Generally receivers cannot check SPF behind their border MX,
and 1123 5.3.6(a) aka "251 user not local" _is_ behind their
border.

Something has to give.  Otherwise they'd get an emulation of
"551 user no local".  Calling that "breaks forwarding" is a
simplification.  Actually 1123 broke it 16 years ago, it was
fine in STD 10 with its (literally) reverse paths:

251-forwarders knew that they get the mail back if it doesn't
work out, therefore they always had the option to reject (551).

All "MSAs" (at that time "smart hosts") and relays knew that
they cannot accept arbitrary Return-Paths, because they were
responsible to return this if it doesn't work out.  SMTP was
a simple and robust protocol, designed by Jon Postel, it took
the 1123-committee to "break" it.  SPF allows to "fix" this.

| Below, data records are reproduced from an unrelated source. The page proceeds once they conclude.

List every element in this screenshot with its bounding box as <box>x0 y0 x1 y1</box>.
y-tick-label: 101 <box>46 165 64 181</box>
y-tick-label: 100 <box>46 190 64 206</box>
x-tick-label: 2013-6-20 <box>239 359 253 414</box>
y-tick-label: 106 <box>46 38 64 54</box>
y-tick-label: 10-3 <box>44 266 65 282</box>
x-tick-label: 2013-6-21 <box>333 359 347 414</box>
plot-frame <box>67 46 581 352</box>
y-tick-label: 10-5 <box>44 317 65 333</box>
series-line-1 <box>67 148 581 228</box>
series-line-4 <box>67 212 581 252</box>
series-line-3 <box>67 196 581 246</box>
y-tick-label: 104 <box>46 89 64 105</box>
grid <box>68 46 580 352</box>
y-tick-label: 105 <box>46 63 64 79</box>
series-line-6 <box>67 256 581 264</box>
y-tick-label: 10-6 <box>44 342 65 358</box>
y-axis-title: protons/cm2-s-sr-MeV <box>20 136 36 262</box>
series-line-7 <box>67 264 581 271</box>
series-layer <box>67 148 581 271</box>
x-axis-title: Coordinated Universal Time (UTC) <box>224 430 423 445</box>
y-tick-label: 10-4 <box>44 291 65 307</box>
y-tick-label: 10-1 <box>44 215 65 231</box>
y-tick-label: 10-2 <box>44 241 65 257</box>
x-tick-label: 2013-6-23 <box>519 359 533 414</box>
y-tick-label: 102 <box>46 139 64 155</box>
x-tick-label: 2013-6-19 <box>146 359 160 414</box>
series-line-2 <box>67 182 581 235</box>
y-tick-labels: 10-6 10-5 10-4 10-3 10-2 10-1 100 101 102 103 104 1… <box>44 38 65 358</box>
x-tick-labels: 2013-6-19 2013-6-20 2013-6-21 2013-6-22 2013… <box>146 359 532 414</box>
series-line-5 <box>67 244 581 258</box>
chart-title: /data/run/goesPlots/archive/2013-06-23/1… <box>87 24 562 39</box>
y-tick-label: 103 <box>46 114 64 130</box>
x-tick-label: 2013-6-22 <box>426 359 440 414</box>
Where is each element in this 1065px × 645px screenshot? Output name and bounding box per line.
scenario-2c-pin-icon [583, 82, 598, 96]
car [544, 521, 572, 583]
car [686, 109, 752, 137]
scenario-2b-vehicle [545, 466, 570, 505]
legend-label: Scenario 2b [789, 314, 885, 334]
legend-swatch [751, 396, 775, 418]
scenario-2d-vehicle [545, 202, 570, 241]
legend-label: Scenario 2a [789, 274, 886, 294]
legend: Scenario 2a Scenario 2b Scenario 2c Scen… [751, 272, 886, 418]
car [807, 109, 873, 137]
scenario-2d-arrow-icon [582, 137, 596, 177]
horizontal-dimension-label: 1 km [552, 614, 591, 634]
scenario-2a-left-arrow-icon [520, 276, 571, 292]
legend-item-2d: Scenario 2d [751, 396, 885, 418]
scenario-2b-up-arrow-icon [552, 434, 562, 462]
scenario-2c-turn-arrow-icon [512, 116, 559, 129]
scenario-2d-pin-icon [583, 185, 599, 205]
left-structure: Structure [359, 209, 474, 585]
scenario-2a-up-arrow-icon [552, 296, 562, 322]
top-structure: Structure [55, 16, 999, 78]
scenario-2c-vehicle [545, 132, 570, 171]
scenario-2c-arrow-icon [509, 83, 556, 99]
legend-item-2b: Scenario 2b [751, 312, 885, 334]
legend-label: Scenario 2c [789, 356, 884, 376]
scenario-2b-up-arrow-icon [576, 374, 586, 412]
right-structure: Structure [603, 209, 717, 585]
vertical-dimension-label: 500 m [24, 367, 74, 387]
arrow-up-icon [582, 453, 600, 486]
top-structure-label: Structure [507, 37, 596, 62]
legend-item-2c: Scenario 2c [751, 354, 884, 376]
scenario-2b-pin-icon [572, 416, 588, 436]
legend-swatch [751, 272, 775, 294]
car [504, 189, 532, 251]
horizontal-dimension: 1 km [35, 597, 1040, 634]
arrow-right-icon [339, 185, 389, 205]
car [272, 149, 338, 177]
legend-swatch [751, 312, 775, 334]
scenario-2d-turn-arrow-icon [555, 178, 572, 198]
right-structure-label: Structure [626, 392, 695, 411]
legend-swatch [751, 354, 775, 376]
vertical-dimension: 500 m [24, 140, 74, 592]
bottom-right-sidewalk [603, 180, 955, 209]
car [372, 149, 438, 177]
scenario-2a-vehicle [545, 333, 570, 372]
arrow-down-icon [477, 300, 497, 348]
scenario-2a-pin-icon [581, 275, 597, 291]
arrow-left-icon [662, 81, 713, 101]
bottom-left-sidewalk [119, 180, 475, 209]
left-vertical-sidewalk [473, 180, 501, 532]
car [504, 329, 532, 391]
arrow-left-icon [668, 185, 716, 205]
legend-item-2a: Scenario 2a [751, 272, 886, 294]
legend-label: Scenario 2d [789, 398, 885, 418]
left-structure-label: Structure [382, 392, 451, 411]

After the spammers found and abused this loophole for their
own purposes (they need MAIL FROMs surviving call back tests)
about twelve years after 1123 was published.

Probably nobody expected in 1989 (when 1123 was published)
that today most mails are spam with forged Return-Paths.  Or
maybe they thought that "MX" should cover the concept "RMX",
some kind of default "v=spf1 mx a ~all".

It's a subtle bug, all reasons given in RfC 1123 for dropping
the source routes are convincing.  Only the side-effect "this
allows to use arbitrary Return-Paths" turned out to be very
bad, more than a decade later.

In other words, if I forward e-mail, shouldn't the envelope
and headers change to reflect that I forwarded?

Yes, if you do that - aka 1123 5.3.6(b) - there's no problem
with SPF at whatever next hop:  It would check your policy
against your "RMX" IPs and get a PASS.  Or if you have no SPF
policy it would get NONE, but not a FAIL as with the original
MAIL FROM policy checked against your IPs.

trying to understand history, in an effort not to repeat it.

The problem is that some forwarder claim that 251-forwarding
is a "feature" (it really was before 1123) and don't accept
that it's now a "bug".  Same situation as with "open relays",
that was a good (or at least possible) idea for some time.